Bargaining. I really got into this one. I actually said, many, many times: PLEASE God or whomever, PLEASE give this to me. I can deal with it. She is only 19 years old. I can just go away somewhere and fight the good fight and win or lose but not her. PLEASE give it to me.
Depression. I will go see a therapist with you, daughter. I personally do not need this because I am a professional. I know this stuff. Whoops. Inside of me was a sad, broken little girl who was so very frightened and so unsure of what to do. I was supposed to be the mom. I knew things yet I couldn't fix it.

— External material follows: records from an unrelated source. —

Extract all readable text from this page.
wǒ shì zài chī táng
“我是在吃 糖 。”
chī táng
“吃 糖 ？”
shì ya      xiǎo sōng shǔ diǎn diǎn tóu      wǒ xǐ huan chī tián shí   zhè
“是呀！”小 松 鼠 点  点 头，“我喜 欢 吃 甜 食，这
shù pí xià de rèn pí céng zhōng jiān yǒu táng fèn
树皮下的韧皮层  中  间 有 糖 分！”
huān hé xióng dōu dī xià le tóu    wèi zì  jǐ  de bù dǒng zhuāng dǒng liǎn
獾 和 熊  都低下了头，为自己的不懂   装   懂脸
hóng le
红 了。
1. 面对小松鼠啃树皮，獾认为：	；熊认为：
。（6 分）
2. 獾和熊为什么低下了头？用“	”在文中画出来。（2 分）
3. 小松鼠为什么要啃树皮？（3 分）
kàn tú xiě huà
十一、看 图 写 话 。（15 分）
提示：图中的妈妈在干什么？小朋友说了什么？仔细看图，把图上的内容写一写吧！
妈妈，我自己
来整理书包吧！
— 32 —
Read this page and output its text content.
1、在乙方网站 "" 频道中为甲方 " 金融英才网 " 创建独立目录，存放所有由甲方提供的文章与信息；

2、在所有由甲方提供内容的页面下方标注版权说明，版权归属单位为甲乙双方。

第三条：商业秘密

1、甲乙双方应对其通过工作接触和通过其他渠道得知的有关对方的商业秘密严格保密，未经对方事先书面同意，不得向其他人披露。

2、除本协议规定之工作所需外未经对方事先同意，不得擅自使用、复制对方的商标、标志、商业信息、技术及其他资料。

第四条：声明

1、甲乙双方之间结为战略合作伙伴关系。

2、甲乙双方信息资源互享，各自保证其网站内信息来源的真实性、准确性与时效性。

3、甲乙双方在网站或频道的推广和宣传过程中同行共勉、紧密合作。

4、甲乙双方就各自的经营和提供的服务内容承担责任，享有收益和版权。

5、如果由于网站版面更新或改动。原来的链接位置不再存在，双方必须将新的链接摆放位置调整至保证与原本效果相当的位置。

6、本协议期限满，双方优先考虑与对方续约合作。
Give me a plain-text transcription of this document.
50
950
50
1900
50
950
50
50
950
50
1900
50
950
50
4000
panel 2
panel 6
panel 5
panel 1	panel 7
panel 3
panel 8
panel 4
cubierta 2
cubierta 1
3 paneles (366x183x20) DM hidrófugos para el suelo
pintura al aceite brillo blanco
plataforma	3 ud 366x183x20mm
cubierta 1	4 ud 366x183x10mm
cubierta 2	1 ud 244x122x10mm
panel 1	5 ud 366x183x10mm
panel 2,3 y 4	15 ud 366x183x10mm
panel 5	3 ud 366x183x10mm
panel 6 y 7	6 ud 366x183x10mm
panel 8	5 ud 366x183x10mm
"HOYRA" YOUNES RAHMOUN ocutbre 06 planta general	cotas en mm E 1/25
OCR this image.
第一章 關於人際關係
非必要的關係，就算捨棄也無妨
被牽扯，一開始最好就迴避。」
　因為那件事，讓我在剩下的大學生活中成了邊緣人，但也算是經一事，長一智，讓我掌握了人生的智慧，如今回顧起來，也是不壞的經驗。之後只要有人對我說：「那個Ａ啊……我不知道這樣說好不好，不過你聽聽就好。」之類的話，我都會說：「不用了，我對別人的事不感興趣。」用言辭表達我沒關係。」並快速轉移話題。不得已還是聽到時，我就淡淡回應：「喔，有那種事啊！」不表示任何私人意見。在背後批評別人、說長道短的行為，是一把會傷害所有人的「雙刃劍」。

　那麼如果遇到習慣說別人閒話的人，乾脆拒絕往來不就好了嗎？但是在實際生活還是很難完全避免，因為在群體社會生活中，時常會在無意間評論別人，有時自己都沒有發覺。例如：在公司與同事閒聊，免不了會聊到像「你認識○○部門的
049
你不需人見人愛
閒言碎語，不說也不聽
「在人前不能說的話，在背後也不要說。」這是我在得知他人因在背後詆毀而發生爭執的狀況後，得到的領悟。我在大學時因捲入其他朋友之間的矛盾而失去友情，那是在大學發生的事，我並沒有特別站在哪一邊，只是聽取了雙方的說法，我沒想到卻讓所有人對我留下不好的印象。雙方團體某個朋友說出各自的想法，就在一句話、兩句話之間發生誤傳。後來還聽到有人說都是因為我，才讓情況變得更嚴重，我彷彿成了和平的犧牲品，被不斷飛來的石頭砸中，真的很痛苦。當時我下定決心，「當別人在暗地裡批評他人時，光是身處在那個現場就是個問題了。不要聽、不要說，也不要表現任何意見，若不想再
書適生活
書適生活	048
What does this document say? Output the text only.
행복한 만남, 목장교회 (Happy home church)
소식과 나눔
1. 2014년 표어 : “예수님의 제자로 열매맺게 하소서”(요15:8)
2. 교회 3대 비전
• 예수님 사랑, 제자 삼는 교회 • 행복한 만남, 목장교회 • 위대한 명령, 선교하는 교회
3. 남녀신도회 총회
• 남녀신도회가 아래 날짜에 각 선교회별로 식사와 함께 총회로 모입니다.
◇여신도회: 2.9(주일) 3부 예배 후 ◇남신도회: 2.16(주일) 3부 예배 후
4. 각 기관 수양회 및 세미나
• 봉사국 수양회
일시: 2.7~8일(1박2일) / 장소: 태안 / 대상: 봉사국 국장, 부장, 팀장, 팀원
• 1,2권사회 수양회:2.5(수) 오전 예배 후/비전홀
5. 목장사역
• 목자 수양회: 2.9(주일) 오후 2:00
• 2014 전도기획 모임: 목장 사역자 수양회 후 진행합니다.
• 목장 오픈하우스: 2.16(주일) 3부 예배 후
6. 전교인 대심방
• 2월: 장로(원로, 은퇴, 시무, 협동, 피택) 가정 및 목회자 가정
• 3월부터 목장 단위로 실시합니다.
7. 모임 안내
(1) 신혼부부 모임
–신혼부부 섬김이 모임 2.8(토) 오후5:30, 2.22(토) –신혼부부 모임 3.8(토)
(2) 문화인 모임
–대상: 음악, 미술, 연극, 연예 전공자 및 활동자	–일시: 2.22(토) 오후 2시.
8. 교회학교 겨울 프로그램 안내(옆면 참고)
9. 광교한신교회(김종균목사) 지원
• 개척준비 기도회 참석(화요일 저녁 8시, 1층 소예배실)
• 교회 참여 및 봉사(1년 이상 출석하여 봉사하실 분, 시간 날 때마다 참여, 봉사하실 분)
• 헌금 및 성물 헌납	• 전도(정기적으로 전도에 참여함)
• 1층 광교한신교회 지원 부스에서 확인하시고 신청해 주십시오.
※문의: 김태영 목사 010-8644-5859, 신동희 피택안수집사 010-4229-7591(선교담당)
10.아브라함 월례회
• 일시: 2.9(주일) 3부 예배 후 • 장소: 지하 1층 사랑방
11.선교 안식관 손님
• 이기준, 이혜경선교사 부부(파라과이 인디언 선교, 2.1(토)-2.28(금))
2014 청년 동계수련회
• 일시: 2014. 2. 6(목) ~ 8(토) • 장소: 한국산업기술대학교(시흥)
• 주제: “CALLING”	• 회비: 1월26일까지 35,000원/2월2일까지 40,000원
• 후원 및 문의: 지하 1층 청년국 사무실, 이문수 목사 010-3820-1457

Acceptance. The crack let the light in. This illness has cracked open a deeper love and honesty in our family that we could have ever expected. We were a close family before but things have changed. Deepened. Strengthened. We are stronger. Broken pipes? Unexpected bills? Disappointments? Sorry, we have stood toe to toe with much worse. We almost lost our daughter. More than once. We are grateful. We are appreciative. We love deeper and stronger and although we certainly forget at times, we appreciate every minute of health and happiness.
I was going to write a blog on the diagnosis of bipolar disorder in adolescents and young adults. My thoughts took me in a different direction. I hope that you are not disappointed and that somehow this touches you. Thank you for reading. I love you Linea! Thank you for letting the light in. (You, too, Jordan of my heart!)